The company has several land collaterals mortgaged to banks, which it now plans to liquidate to free up financial resources. These are non-store assets, acquired before Kalyan Jewellers became a listed entity in 2021.
“The plan for the next three to five years is to work on both numerator and denominator for ROCE improvement – reducing our debt while continuing to expand,” Kalyanaraman stated. “Once our debt reduction phase is completed by 2027, we will look at new avenues to utilize the excess cash flow, potentially including company-owned stores (COCO) or a other options like buyback or higher dividend playout etc, subject to board approvals.”
Kalyan Jewellers has shifted its expansion strategy to a franchise-operated company-owned (FOCO) model, where the franchisee invests, and the company retains full operational control. Since launching its franchise operations in June 2021, the company has been scaling up its store network at a rapid pace, with all new showrooms planned under the FOCO model in the upcoming financial year.
“Franchise expansion is an asset-light model that aligns with our debt reduction strategy,” said Kalyanaraman. “It allows us to grow faster without burdening the balance sheet.

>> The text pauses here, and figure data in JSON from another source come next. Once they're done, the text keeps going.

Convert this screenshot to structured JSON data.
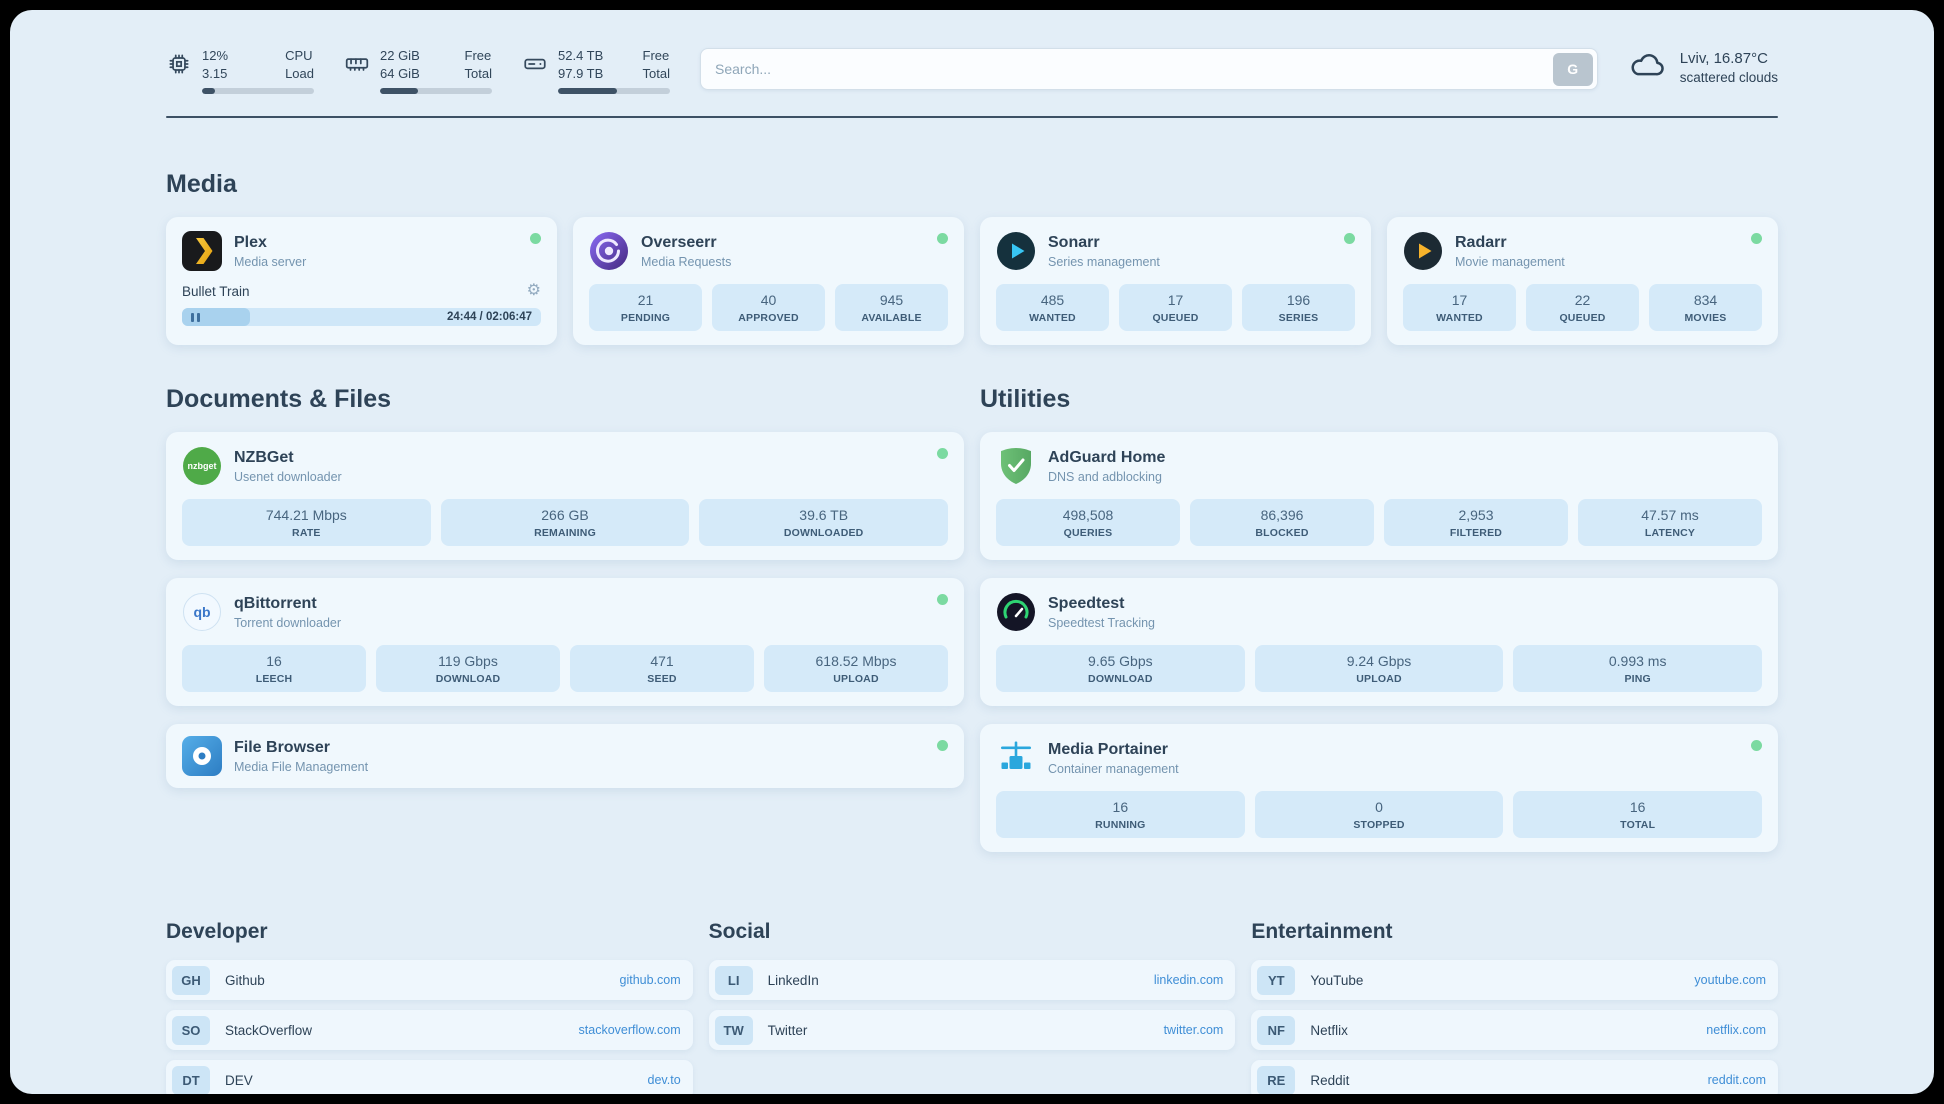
{
  "colors": {
    "page_bg": "#e3eef7",
    "card_bg": "#f0f8fd",
    "tile_bg": "#d5eaf9",
    "text": "#2e4357",
    "subtitle": "#7494af",
    "link": "#3f8ed6",
    "status_green": "#7bdaa1",
    "divider": "#3d5165"
  },
  "icons": {
    "gear": "⚙"
  },
  "system": {
    "cpu": {
      "value_top": "12%",
      "value_bottom": "3.15",
      "label_top": "CPU",
      "label_bottom": "Load",
      "percent": 12
    },
    "memory": {
      "value_top": "22 GiB",
      "value_bottom": "64 GiB",
      "label_top": "Free",
      "label_bottom": "Total",
      "percent": 34
    },
    "disk": {
      "value_top": "52.4 TB",
      "value_bottom": "97.9 TB",
      "label_top": "Free",
      "label_bottom": "Total",
      "percent": 53
    }
  },
  "search": {
    "placeholder": "Search...",
    "button_label": "G"
  },
  "weather": {
    "location": "Lviv, 16.87°C",
    "condition": "scattered clouds"
  },
  "sections": {
    "media": {
      "title": "Media",
      "cards": [
        {
          "name": "Plex",
          "subtitle": "Media server",
          "online": true,
          "now_playing": {
            "title": "Bullet Train",
            "time": "24:44 / 02:06:47",
            "progress_percent": 19
          }
        },
        {
          "name": "Overseerr",
          "subtitle": "Media Requests",
          "online": true,
          "stats": [
            {
              "value": "21",
              "label": "PENDING"
            },
            {
              "value": "40",
              "label": "APPROVED"
            },
            {
              "value": "945",
              "label": "AVAILABLE"
            }
          ]
        },
        {
          "name": "Sonarr",
          "subtitle": "Series management",
          "online": true,
          "stats": [
            {
              "value": "485",
              "label": "WANTED"
            },
            {
              "value": "17",
              "label": "QUEUED"
            },
            {
              "value": "196",
              "label": "SERIES"
            }
          ]
        },
        {
          "name": "Radarr",
          "subtitle": "Movie management",
          "online": true,
          "stats": [
            {
              "value": "17",
              "label": "WANTED"
            },
            {
              "value": "22",
              "label": "QUEUED"
            },
            {
              "value": "834",
              "label": "MOVIES"
            }
          ]
        }
      ]
    },
    "documents": {
      "title": "Documents & Files",
      "cards": [
        {
          "name": "NZBGet",
          "subtitle": "Usenet downloader",
          "online": true,
          "stats": [
            {
              "value": "744.21 Mbps",
              "label": "RATE"
            },
            {
              "value": "266 GB",
              "label": "REMAINING"
            },
            {
              "value": "39.6 TB",
              "label": "DOWNLOADED"
            }
          ]
        },
        {
          "name": "qBittorrent",
          "subtitle": "Torrent downloader",
          "online": true,
          "stats": [
            {
              "value": "16",
              "label": "LEECH"
            },
            {
              "value": "119 Gbps",
              "label": "DOWNLOAD"
            },
            {
              "value": "471",
              "label": "SEED"
            },
            {
              "value": "618.52 Mbps",
              "label": "UPLOAD"
            }
          ]
        },
        {
          "name": "File Browser",
          "subtitle": "Media File Management",
          "online": true,
          "stats": []
        }
      ]
    },
    "utilities": {
      "title": "Utilities",
      "cards": [
        {
          "name": "AdGuard Home",
          "subtitle": "DNS and adblocking",
          "online": false,
          "stats": [
            {
              "value": "498,508",
              "label": "QUERIES"
            },
            {
              "value": "86,396",
              "label": "BLOCKED"
            },
            {
              "value": "2,953",
              "label": "FILTERED"
            },
            {
              "value": "47.57 ms",
              "label": "LATENCY"
            }
          ]
        },
        {
          "name": "Speedtest",
          "subtitle": "Speedtest Tracking",
          "online": false,
          "stats": [
            {
              "value": "9.65 Gbps",
              "label": "DOWNLOAD"
            },
            {
              "value": "9.24 Gbps",
              "label": "UPLOAD"
            },
            {
              "value": "0.993 ms",
              "label": "PING"
            }
          ]
        },
        {
          "name": "Media Portainer",
          "subtitle": "Container management",
          "online": true,
          "stats": [
            {
              "value": "16",
              "label": "RUNNING"
            },
            {
              "value": "0",
              "label": "STOPPED"
            },
            {
              "value": "16",
              "label": "TOTAL"
            }
          ]
        }
      ]
    },
    "bookmark_groups": [
      {
        "title": "Developer",
        "links": [
          {
            "abbr": "GH",
            "name": "Github",
            "url": "github.com"
          },
          {
            "abbr": "SO",
            "name": "StackOverflow",
            "url": "stackoverflow.com"
          },
          {
            "abbr": "DT",
            "name": "DEV",
            "url": "dev.to"
          }
        ]
      },
      {
        "title": "Social",
        "links": [
          {
            "abbr": "LI",
            "name": "LinkedIn",
            "url": "linkedin.com"
          },
          {
            "abbr": "TW",
            "name": "Twitter",
            "url": "twitter.com"
          }
        ]
      },
      {
        "title": "Entertainment",
        "links": [
          {
            "abbr": "YT",
            "name": "YouTube",
            "url": "youtube.com"
          },
          {
            "abbr": "NF",
            "name": "Netflix",
            "url": "netflix.com"
          },
          {
            "abbr": "RE",
            "name": "Reddit",
            "url": "reddit.com"
          }
        ]
      }
    ]
  }
}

By the end of the next financial year, our revenue mix should be evenly split between franchise and company-owned stores.”
Currently, 40 per cent of Kalyan Jewellers’ revenue comes from franchise operations, with 60 per cent from company-owned stores. The company expects this to reach a 50-50 ratio by the next fiscal year.
The company reported same-store sales growth (SSSG) of 12 per cent in Q1 FY25, which rose to 23 per cent in both Q2 and Q3. Overall, revenue growth for the first nine months stood at 35 per cent in India.
On the margin front, he highlighted that franchise stores offer better return on capital employed (ROCE) and pre-tax margins (PBT). While EBITDA margins are higher for company-owned stores (8 per cent versus 5 per cent for franchisees), the PBT margins favor franchise stores (5 per cent vs. slightly below 5 per cent for company-owned stores).
“With our increasing franchise presence, PBT margins will continue to improve, and EBITDA margins will stabilize,” Kalyanaraman explained. He also emphasized that one-time losses due to customs duty changes had impacted past margins but are not a recurring factor.
Kalyan Jewellers is also pushing its international expansion, with plans to open 10 showrooms in the next financial year across the Middle East, UK, and US. Looking beyond 2027, the company’s strategy remains flexible.
“Once the debt reduction phase is over, we will explore new ways to deploy our cash flow, be it company-owned stores, further international expansion, or even a buyback. The board will decide the best course of action,” Kalyanaraman concluded.